Jayla Rose Sullivan: “A professionally trained dancer who is making sure there is space for transgender and nonbinary performers in the dance community. Watch out for that big girl!”
Sullivan also competed on Lizzo’s Emmy-winning reality competition series, Lizzo’s Watch Out for the Big Grrrls.
Kara Roselle Smith: “She is a member of the Chappaquiddick Wampanoag Tribe. She works tirelessly to seek justice for Black and Indigenous communities and is fighting for Land Back and reparations.”
Maggie Mireles: “Her sister Eva Mireles was a teacher and a hero who lost her life protecting her students during the school shooting in Uvalde, Texas. Maggie is continuing her fight against senseless and despicable gun violence that has become far too common. Make some noise.”

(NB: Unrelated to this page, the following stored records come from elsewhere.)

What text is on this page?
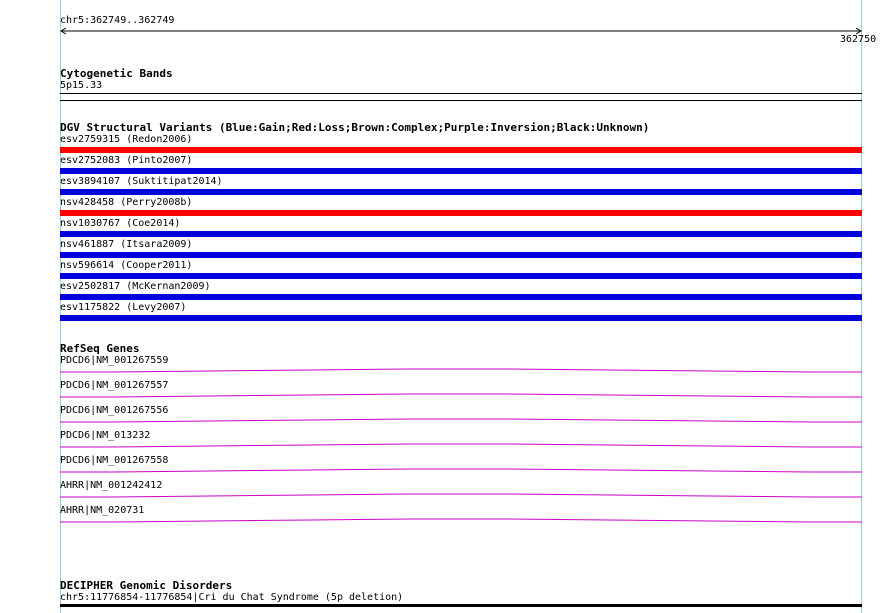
chr5:362749..362749
362750
Cytogenetic Bands
5p15.33
DGV Structural Variants (Blue:Gain;Red:Loss;Brown:Complex;Purple:Inversion;Black:Unknown)
esv2759315 (Redon2006)
esv2752083 (Pinto2007)
esv3894107 (Suktitipat2014)
nsv428458 (Perry2008b)
nsv1030767 (Coe2014)
nsv461887 (Itsara2009)
nsv596614 (Cooper2011)
esv2502817 (McKernan2009)
esv1175822 (Levy2007)
RefSeq Genes
PDCD6|NM_001267559
PDCD6|NM_001267557
PDCD6|NM_001267556
PDCD6|NM_013232
PDCD6|NM_001267558
AHRR|NM_001242412
AHRR|NM_020731
DECIPHER Genomic Disorders
chr5:11776854-11776854|Cri du Chat Syndrome (5p deletion)
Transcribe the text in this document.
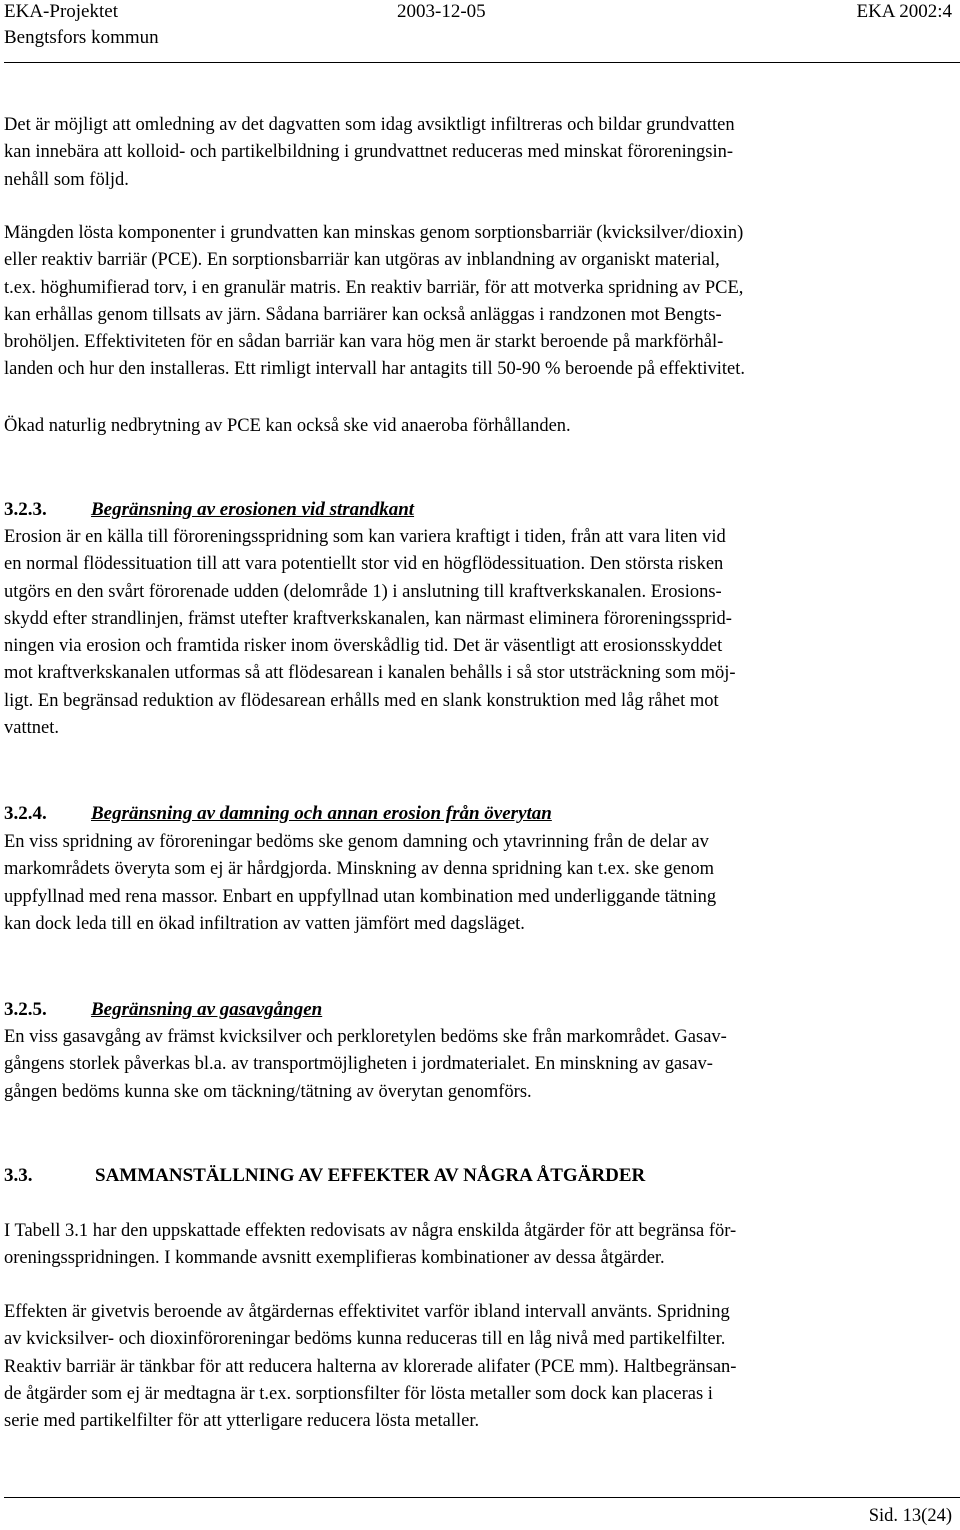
EKA-Projektet
Bengtsfors kommun
2003-12-05	EKA 2002:4
Det är möjligt att omledning av det dagvatten som idag avsiktligt infiltreras och bildar grundvatten
kan innebära att kolloid- och partikelbildning i grundvattnet reduceras med minskat föroreningsin-
nehåll som följd.
Mängden lösta komponenter i grundvatten kan minskas genom sorptionsbarriär (kvicksilver/dioxin)
eller reaktiv barriär (PCE). En sorptionsbarriär kan utgöras av inblandning av organiskt material,
t.ex. höghumifierad torv, i en granulär matris. En reaktiv barriär, för att motverka spridning av PCE,
kan erhållas genom tillsats av järn. Sådana barriärer kan också anläggas i randzonen mot Bengts-
brohöljen. Effektiviteten för en sådan barriär kan vara hög men är starkt beroende på markförhål-
landen och hur den installeras. Ett rimligt intervall har antagits till 50-90 % beroende på effektivitet.
Ökad naturlig nedbrytning av PCE kan också ske vid anaeroba förhållanden.
3.2.3. Begränsning av erosionen vid strandkant
Erosion är en källa till föroreningsspridning som kan variera kraftigt i tiden, från att vara liten vid
en normal flödessituation till att vara potentiellt stor vid en högflödessituation. Den största risken
utgörs en den svårt förorenade udden (delområde 1) i anslutning till kraftverkskanalen. Erosions-
skydd efter strandlinjen, främst utefter kraftverkskanalen, kan närmast eliminera föroreningssprid-
ningen via erosion och framtida risker inom överskådlig tid. Det är väsentligt att erosionsskyddet
mot kraftverkskanalen utformas så att flödesarean i kanalen behålls i så stor utsträckning som möj-
ligt. En begränsad reduktion av flödesarean erhålls med en slank konstruktion med låg råhet mot
vattnet.
3.2.4. Begränsning av damning och annan erosion från överytan
En viss spridning av föroreningar bedöms ske genom damning och ytavrinning från de delar av
markområdets överyta som ej är hårdgjorda. Minskning av denna spridning kan t.ex. ske genom
uppfyllnad med rena massor. Enbart en uppfyllnad utan kombination med underliggande tätning
kan dock leda till en ökad infiltration av vatten jämfört med dagsläget.
3.2.5. Begränsning av gasavgången
En viss gasavgång av främst kvicksilver och perkloretylen bedöms ske från markområdet. Gasav-
gångens storlek påverkas bl.a. av transportmöjligheten i jordmaterialet. En minskning av gasav-
gången bedöms kunna ske om täckning/tätning av överytan genomförs.
3.3.	SAMMANSTÄLLNING AV EFFEKTER AV NÅGRA ÅTGÄRDER
I Tabell 3.1 har den uppskattade effekten redovisats av några enskilda åtgärder för att begränsa för-
oreningsspridningen. I kommande avsnitt exemplifieras kombinationer av dessa åtgärder.
Effekten är givetvis beroende av åtgärdernas effektivitet varför ibland intervall använts. Spridning
av kvicksilver- och dioxinföroreningar bedöms kunna reduceras till en låg nivå med partikelfilter.
Reaktiv barriär är tänkbar för att reducera halterna av klorerade alifater (PCE mm). Haltbegränsan-
de åtgärder som ej är medtagna är t.ex. sorptionsfilter för lösta metaller som dock kan placeras i
serie med partikelfilter för att ytterligare reducera lösta metaller.
Sid. 13(24)
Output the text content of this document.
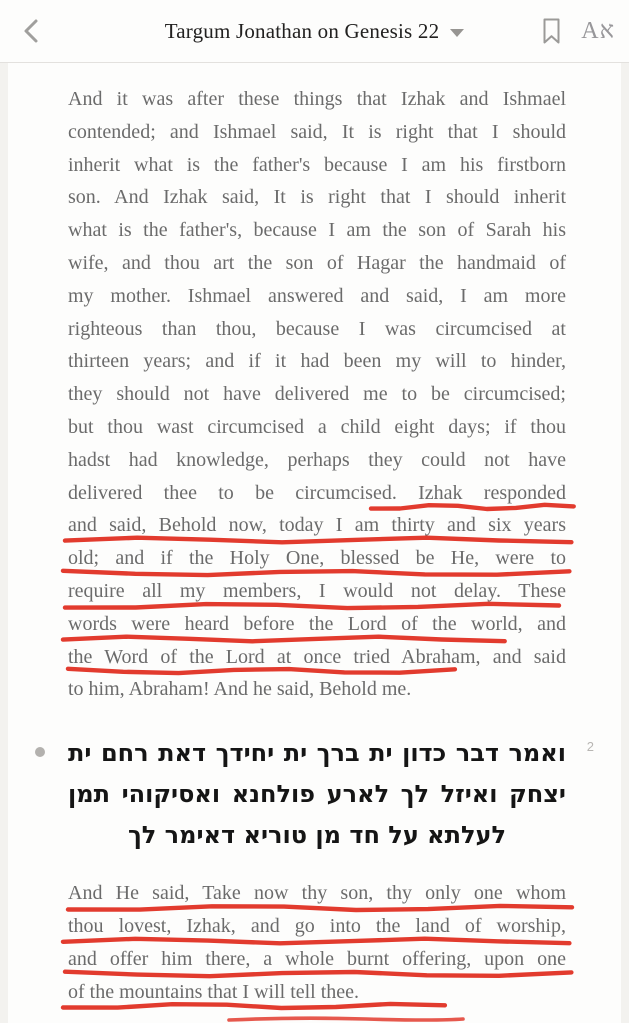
Targum Jonathan on Genesis 22	Aא
And it was after these things that Izhak and Ishmael
contended; and Ishmael said, It is right that I should
inherit what is the father's because I am his firstborn
son. And Izhak said, It is right that I should inherit
what is the father's, because I am the son of Sarah his
wife, and thou art the son of Hagar the handmaid of
my mother. Ishmael answered and said, I am more
righteous than thou, because I was circumcised at
thirteen years; and if it had been my will to hinder,
they should not have delivered me to be circumcised;
but thou wast circumcised a child eight days; if thou
hadst had knowledge, perhaps they could not have
delivered thee to be circumcised. Izhak responded
and said, Behold now, today I am thirty and six years
old; and if the Holy One, blessed be He, were to
require all my members, I would not delay. These
words were heard before the Lord of the world, and
the Word of the Lord at once tried Abraham, and said
to him, Abraham! And he said, Behold me.
2
ואמר דבר כדון ית ברך ית יחידך דאת רחם ית
יצחק ואיזל לך לארע פולחנא ואסיקוהי תמן
לעלתא על חד מן טוריא דאימר לך
And He said, Take now thy son, thy only one whom
thou lovest, Izhak, and go into the land of worship,
and offer him there, a whole burnt offering, upon one
of the mountains that I will tell thee.
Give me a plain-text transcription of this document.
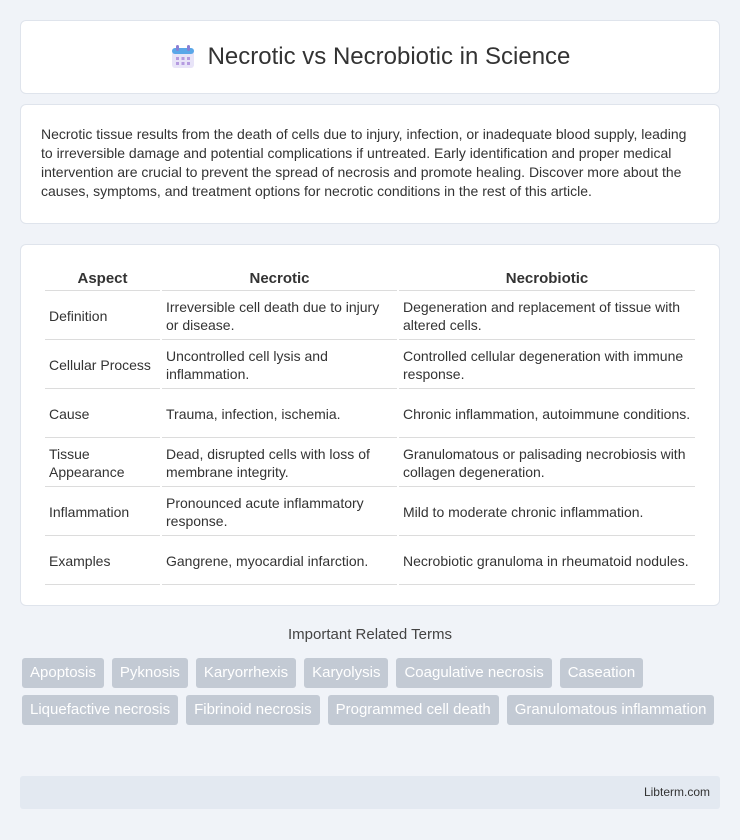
Necrotic vs Necrobiotic in Science

Necrotic tissue results from the death of cells due to injury, infection, or inadequate blood supply, leading to irreversible damage and potential complications if untreated. Early identification and proper medical intervention are crucial to prevent the spread of necrosis and promote healing. Discover more about the causes, symptoms, and treatment options for necrotic conditions in the rest of this article.

Aspect	Necrotic	Necrobiotic
Definition	Irreversible cell death due to injury or disease.	Degeneration and replacement of tissue with altered cells.
Cellular Process	Uncontrolled cell lysis and inflammation.	Controlled cellular degeneration with immune response.
Cause	Trauma, infection, ischemia.	Chronic inflammation, autoimmune conditions.
Tissue Appearance	Dead, disrupted cells with loss of membrane integrity.	Granulomatous or palisading necrobiosis with collagen degeneration.
Inflammation	Pronounced acute inflammatory response.	Mild to moderate chronic inflammation.
Examples	Gangrene, myocardial infarction.	Necrobiotic granuloma in rheumatoid nodules.
Important Related Terms
Apoptosis	Pyknosis	Karyorrhexis	Karyolysis	Coagulative necrosis	Caseation
Liquefactive necrosis	Fibrinoid necrosis	Programmed cell death	Granulomatous inflammation
Libterm.com
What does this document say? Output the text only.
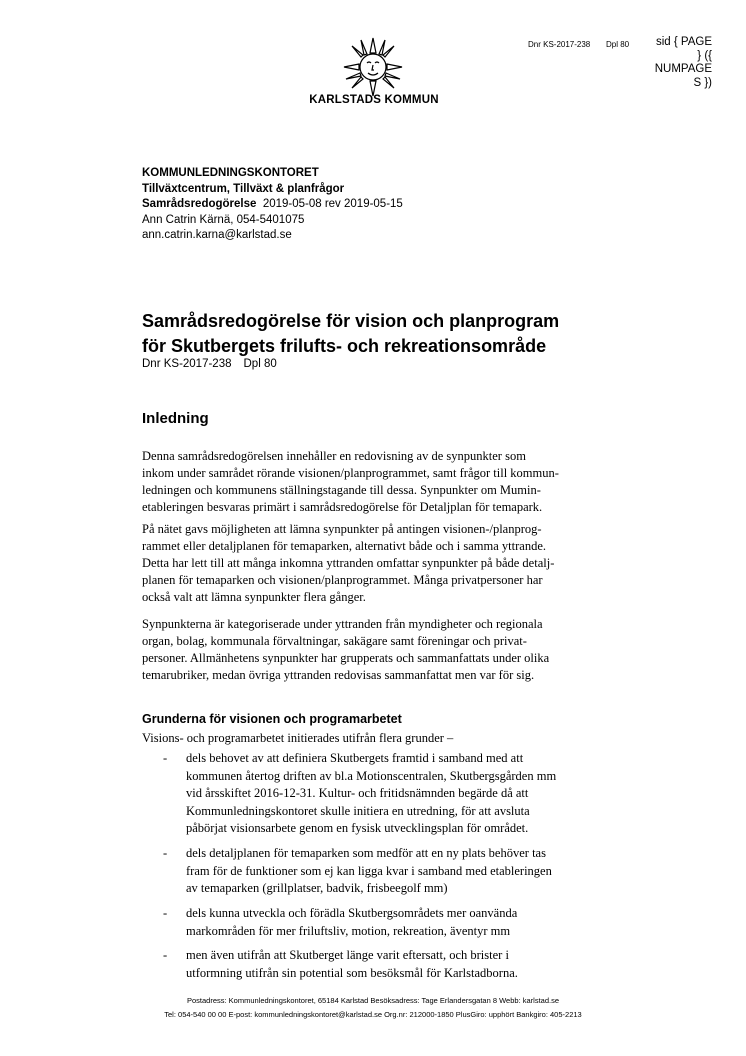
KARLSTADS KOMMUN
Dnr KS-2017-238 Dpl 80	sid { PAGE
} ({
NUMPAGE
S })
KOMMUNLEDNINGSKONTORET
Tillväxtcentrum, Tillväxt & planfrågor
Samrådsredogörelse 2019-05-08 rev 2019-05-15
Ann Catrin Kärnä, 054-5401075
ann.catrin.karna@karlstad.se
Samrådsredogörelse för vision och planprogram
för Skutbergets frilufts- och rekreationsområde
Dnr KS-2017-238 Dpl 80
Inledning
Denna samrådsredogörelsen innehåller en redovisning av de synpunkter som
inkom under samrådet rörande visionen/planprogrammet, samt frågor till kommun-
ledningen och kommunens ställningstagande till dessa. Synpunkter om Mumin-
etableringen besvaras primärt i samrådsredogörelse för Detaljplan för temapark.
På nätet gavs möjligheten att lämna synpunkter på antingen visionen-/planprog-
rammet eller detaljplanen för temaparken, alternativt både och i samma yttrande.
Detta har lett till att många inkomna yttranden omfattar synpunkter på både detalj-
planen för temaparken och visionen/planprogrammet. Många privatpersoner har
också valt att lämna synpunkter flera gånger.
Synpunkterna är kategoriserade under yttranden från myndigheter och regionala
organ, bolag, kommunala förvaltningar, sakägare samt föreningar och privat-
personer. Allmänhetens synpunkter har grupperats och sammanfattats under olika
temarubriker, medan övriga yttranden redovisas sammanfattat men var för sig.
Grunderna för visionen och programarbetet
Visions- och programarbetet initierades utifrån flera grunder –
- dels behovet av att definiera Skutbergets framtid i samband med att
kommunen återtog driften av bl.a Motionscentralen, Skutbergsgården mm
vid årsskiftet 2016-12-31. Kultur- och fritidsnämnden begärde då att
Kommunledningskontoret skulle initiera en utredning, för att avsluta
påbörjat visionsarbete genom en fysisk utvecklingsplan för området.
- dels detaljplanen för temaparken som medför att en ny plats behöver tas
fram för de funktioner som ej kan ligga kvar i samband med etableringen
av temaparken (grillplatser, badvik, frisbeegolf mm)
- dels kunna utveckla och förädla Skutbergsområdets mer oanvända
markområden för mer friluftsliv, motion, rekreation, äventyr mm
- men även utifrån att Skutberget länge varit eftersatt, och brister i
utformning utifrån sin potential som besöksmål för Karlstadborna.
Postadress: Kommunledningskontoret, 65184 Karlstad Besöksadress: Tage Erlandersgatan 8 Webb: karlstad.se
Tel: 054-540 00 00 E-post: kommunledningskontoret@karlstad.se Org.nr: 212000-1850 PlusGiro: upphört Bankgiro: 405-2213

Amelia Bonow: “Co-founder of Shout Your Abortion, who is working to normalize abortion, increase awareness of abortion pills and motivate people to work and support abortion access in their communities.”
Odilia Romero: “An advocate and translator for the Indigenous peoples from Mexico and Central America who are now living in the United States. Her woman-led organization CIELO brings daily relief to her community in Los Angeles.”
Rabbi Tarlan Rabizadeh: “Who is committed to building a bridge between Jewish people of all colors and backgrounds and, as an Iranian American, she is fighting to amplify the plight of the Iranian people.” Rabizadeh is the director of student life at UCLA and VP of Jewish engagement at American Jewish University.
Sahar Pirzada: “Who is working on behalf of Muslim women in America to advance reproductive justice and protect the community from gendered violence and oppressive systems.” Pirzada works with The Heart to Grow.
Chandi Moore: “Who is a community health educator at Children’s Hospital Los Angeles, giving trans and gender-nonconforming youth the tools they need to live their lives as their authentic selves.” She is an HIV and trans rights activist.
Crystal Echo Hawk: “A member of the Pawnee nation of Oklahoma who seeks to amplify Native voices through her organization IllumiNative. She disrupts the invisibility of Native peoples here in America.”
Reshma Saujani: “She is advocating for the moms. As a founder of the Marshall Plan for Moms, she fights for paid family leave, affordable childcare and equal pay for all.” Saujani is also the author and CEO of Girls Who Code.
Tamika Palmer: “She fights in honor of the memory of her daughter, Breonna Taylor — Say her name! — who was killed in an act of police violence. The Breonna Taylor Foundation has and will continue to focus on pursuing justice for Breonna.”